AUBERGE ESPAGNOLE. Pour faire des économies et être moins seuls, les seniors sont de plus en plus nombreux à se tourner vers d’autres formes d’habitat. De la colocation à la maison autogérée, le 3e âge reprend son destin en main. Des alternatives audacieuses qui cherchent encore leur voie.
Par Maylis Jean-Préau
« Veuve, 71 ans, aimant la marche et cuisiner, cherche colocation à Toulouse et environs pour briser la solitude et vivre une nouvelle expérience de vie. » Cette annonce publiée sur un forum dédié aux seniors n’est pas un cas isolé. Après les étudiants et les actifs, les retraités eux aussi font le pari de l’auberge espagnole, comme Monique, 68 ans, qui a déposé une annonce sur le site appartager.com. « Je vis seule dans une maison de quatre chambres à Colomiers, c’est ma petite fille qui m’a parlé de la colocation. Je me suis dit : pourquoi pas ! Mais pas avec des jeunes, je préfère partager des choses avec des gens de mon âge », raconte cette retraitée active. Preuve d’une véritable tendance, depuis cinq ans, appartager.com enregistre une hausse considérable de seniors. Sur les 800 utilisateurs toulousains du site, 15% ont plus de 50 ans.

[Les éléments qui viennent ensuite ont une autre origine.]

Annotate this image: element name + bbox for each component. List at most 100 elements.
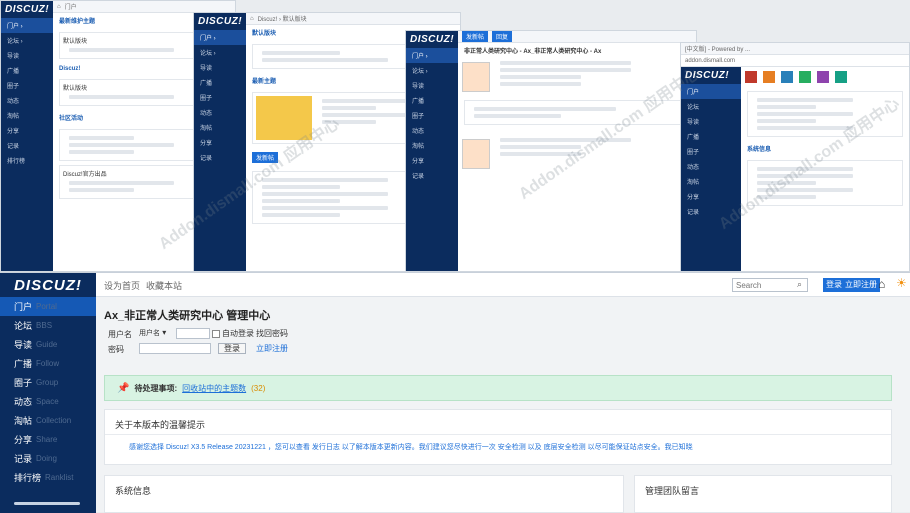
thumb-nav-item[interactable]: 分享: [194, 135, 246, 150]
thumb-nav-item[interactable]: 淘帖: [681, 174, 741, 189]
admin-icon-row: [741, 67, 909, 87]
thumb-nav-item[interactable]: 记录: [1, 138, 53, 153]
thumb-nav-item[interactable]: 圈子: [681, 144, 741, 159]
sidebar-item-share[interactable]: 分享 Share: [0, 430, 96, 449]
sidebar-item-doing[interactable]: 记录 Doing: [0, 449, 96, 468]
thumb-nav-item[interactable]: 分享: [406, 153, 458, 168]
thumb-nav-item[interactable]: 门户 ›: [406, 48, 458, 63]
thumb-logo: DISCUZ!: [198, 16, 243, 27]
app-icon[interactable]: [745, 71, 757, 83]
thumb-logo: DISCUZ!: [410, 34, 455, 45]
thumb-nav-item[interactable]: 门户: [681, 84, 741, 99]
sidebar-item-label: 门户: [14, 302, 33, 312]
thumb-nav-item[interactable]: 记录: [194, 150, 246, 165]
thumb-nav-item[interactable]: 导读: [406, 78, 458, 93]
browser-tab-title[interactable]: [中文版] - Powered by ...: [685, 44, 750, 53]
thumb-nav-item[interactable]: 排行榜: [1, 153, 53, 168]
thumb-nav-item[interactable]: 淘帖: [194, 120, 246, 135]
app-icon[interactable]: [835, 71, 847, 83]
reply-button[interactable]: 回复: [492, 31, 513, 42]
recycle-bin-link[interactable]: 回收站中的主题数: [182, 383, 246, 394]
auto-login-checkbox[interactable]: 自动登录: [212, 328, 254, 339]
thumb-nav-item[interactable]: 淘帖: [406, 138, 458, 153]
thumb-nav-item[interactable]: 动态: [194, 105, 246, 120]
home-icon[interactable]: ⌂: [878, 277, 885, 291]
set-homepage-link[interactable]: 设为首页: [104, 279, 140, 292]
app-icon[interactable]: [817, 71, 829, 83]
sidebar-item-space[interactable]: 动态 Space: [0, 392, 96, 411]
browser-urlbar[interactable]: addon.dismall.com: [681, 55, 909, 67]
app-icon[interactable]: [763, 71, 775, 83]
notice-count: (32): [251, 383, 266, 393]
thumb-nav-item[interactable]: 导读: [681, 114, 741, 129]
sun-icon[interactable]: ☀: [896, 276, 907, 290]
password-input[interactable]: [139, 343, 211, 354]
username-input[interactable]: [176, 328, 210, 339]
app-icon[interactable]: [781, 71, 793, 83]
admin-team-message-title: 管理团队留言: [645, 486, 700, 496]
sidebar-scrollbar[interactable]: [14, 502, 80, 505]
avatar[interactable]: [462, 62, 490, 92]
discuz-logo[interactable]: DISCUZ!: [0, 273, 96, 297]
thumb-nav-item[interactable]: 圈子: [406, 108, 458, 123]
thumb-nav-item[interactable]: 动态: [681, 159, 741, 174]
new-thread-button[interactable]: 发新帖: [462, 31, 489, 42]
register-button[interactable]: 立即注册: [842, 278, 880, 292]
sidebar-item-label: 论坛: [14, 321, 33, 331]
thumb-nav-item[interactable]: 论坛 ›: [194, 45, 246, 60]
home-icon[interactable]: ⌂: [250, 16, 254, 22]
thumb-nav-item[interactable]: 分享: [681, 189, 741, 204]
search-icon[interactable]: ⌕: [797, 279, 802, 290]
sidebar-item-guide[interactable]: 导读 Guide: [0, 335, 96, 354]
thumb-nav-item[interactable]: 圈子: [194, 90, 246, 105]
app-icon[interactable]: [799, 71, 811, 83]
sidebar-item-label: 导读: [14, 340, 33, 350]
admin-content: Ax_非正常人类研究中心 管理中心 用户名 用户名 ▾ 自动登录 找回密码 密码…: [96, 297, 910, 513]
thumb-nav-item[interactable]: 论坛 ›: [406, 63, 458, 78]
bookmark-link[interactable]: 收藏本站: [146, 279, 182, 292]
sidebar-item-portal[interactable]: 门户 Portal: [0, 297, 96, 316]
thumb-nav-item[interactable]: 导读: [1, 48, 53, 63]
sidebar-item-en: Follow: [36, 359, 60, 368]
thumb-nav-item[interactable]: 论坛: [681, 99, 741, 114]
auto-login-label: 自动登录: [222, 329, 254, 338]
thumb-sidebar: DISCUZ! 门户 论坛 导读 广播 圈子 动态 淘帖 分享 记录: [681, 67, 741, 271]
thumb-nav-item[interactable]: 动态: [1, 93, 53, 108]
select-value: 用户名: [139, 330, 160, 337]
thumb-nav-item[interactable]: 记录: [406, 168, 458, 183]
thumb-nav-item[interactable]: 门户 ›: [194, 30, 246, 45]
sidebar-item-en: BBS: [36, 321, 53, 330]
thumb-nav-item[interactable]: 圈子: [1, 78, 53, 93]
thumb-nav-item[interactable]: 导读: [194, 60, 246, 75]
home-icon[interactable]: ⌂: [57, 4, 61, 10]
sidebar-item-collection[interactable]: 淘帖 Collection: [0, 411, 96, 430]
thumb-breadcrumb: 门户: [64, 5, 77, 11]
sidebar-item-en: Collection: [36, 416, 72, 425]
thumb-nav-item[interactable]: 动态: [406, 123, 458, 138]
thumb-nav-item[interactable]: 广播: [681, 129, 741, 144]
thumb-nav-item[interactable]: 广播: [1, 63, 53, 78]
sidebar-item-ranklist[interactable]: 排行榜 Ranklist: [0, 468, 96, 487]
thumb-nav-item[interactable]: 广播: [194, 75, 246, 90]
register-link[interactable]: 立即注册: [256, 343, 288, 354]
new-thread-button[interactable]: 发新帖: [252, 152, 279, 163]
login-submit-button[interactable]: 登录: [218, 343, 246, 354]
checkbox-box[interactable]: [212, 329, 220, 338]
thumb-nav-item[interactable]: 记录: [681, 204, 741, 219]
sidebar-item-label: 记录: [14, 454, 33, 464]
thumb-nav-item[interactable]: 门户 ›: [1, 18, 53, 33]
admin-team-message-box: 管理团队留言: [634, 475, 892, 513]
sidebar-item-en: Portal: [36, 302, 57, 311]
version-notice-box: 关于本版本的温馨提示 感谢您选择 Discuz! X3.5 Release 20…: [104, 409, 892, 465]
sidebar-item-group[interactable]: 圈子 Group: [0, 373, 96, 392]
thumb-nav-item[interactable]: 分享: [1, 123, 53, 138]
thumb-nav-item[interactable]: 淘帖: [1, 108, 53, 123]
sidebar-item-label: 广播: [14, 359, 33, 369]
avatar[interactable]: [462, 139, 490, 169]
sidebar-item-bbs[interactable]: 论坛 BBS: [0, 316, 96, 335]
username-type-select[interactable]: 用户名 ▾: [139, 328, 171, 339]
find-password-link[interactable]: 找回密码: [256, 328, 288, 339]
thumb-nav-item[interactable]: 广播: [406, 93, 458, 108]
sidebar-item-follow[interactable]: 广播 Follow: [0, 354, 96, 373]
thumb-nav-item[interactable]: 论坛 ›: [1, 33, 53, 48]
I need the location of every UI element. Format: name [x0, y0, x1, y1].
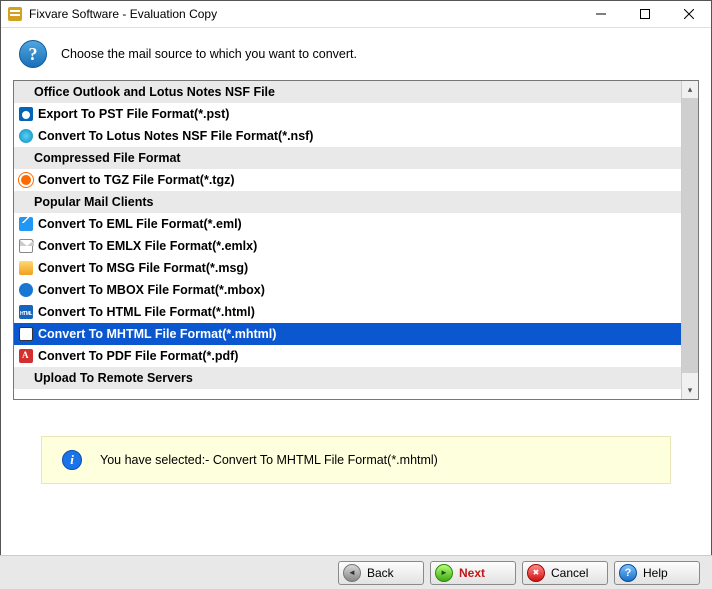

Dernièrement, de nombreux sites web dédiés à la colocation pour senior ont été créés, comme LocaSeniors.com. « C’est la tranche d’âge 65-75 ans qui est la plus en demande car il s’agit de personnes actives devant faire face à une baisse de revenus », explique Marie Magne, la fondatrice. Et le phénomène ne risque pas de s’essouffler. Selon l’Insee, la population de plus de 60 ans aura augmenté de 40% d’ici 2030. « Nous sommes convaincus que la colocation senior va prendre de l’ampleur dans les années à venir, elle reste moins chère qu’une location et permet de vivre une seconde vie », pointe du doigt Cédric Brochier, porte-parole de appartager.com.
Pourtant, si le concept génère beaucoup de clics sur le web, dans les faits, seule une petite minorité l’a adopté. Des points de blocages demeurent. « Les personnes âgées ont peur d’ouvrir leur intimité à des inconnus », reconnaît Marie Magne. « Nous avons d’ailleurs beaucoup plus de demandes de locataires que d’offres de maisons. »
Alors, pour trouver d’autres alternatives économiquement accessibles, associations, collectivités et seniors se creusent la tête. L’association Les petits frères des Pauvres, qui possède déjà des logements individuels réservés à des personnes âgées isolées, dont huit à Toulouse, mène une réflexion poussée sur le sujet. « Nous cherchons désormais des solutions d’habitat collectif pour toutes ces personnes qui se trouvent entre le maintien à domicile et le placement en EHPAD. Le but est de créer du lien avec un lieu ouvert sur la ville, mais aussi de maintenir la liberté de la personne âgée et de l’impliquer », précisent Vincent Paillard et Géraldine Viala, de la commission Habitat à Toulouse.
L’association Âges sans frontières a ainsi créé trois maisons partagées pour seniors autonomes dans le Tarn. « Nous sommes huit, chacun à sa chambre avec salle de bain, il y a des espaces de vie en commun et une gouvernante qui s’occupe de la cuisine et des activités. On a aussi des lapins, un potager…», raconte un résident de la maison partagée de Tauriac. Tout cela pour 1060€ par mois, soit moitié moins que dans une résidence pour seniors avec services proposés par un promoteur. Des logements sociaux intergénérationnels aux maisons de Babayagas, un habitat autogéré réservé aux femmes âgées initié à Montreuil, de nombreuses solutions se dessinent localement. Avec un dénominateur commun : être fait vraiment pour et par le 3e âge.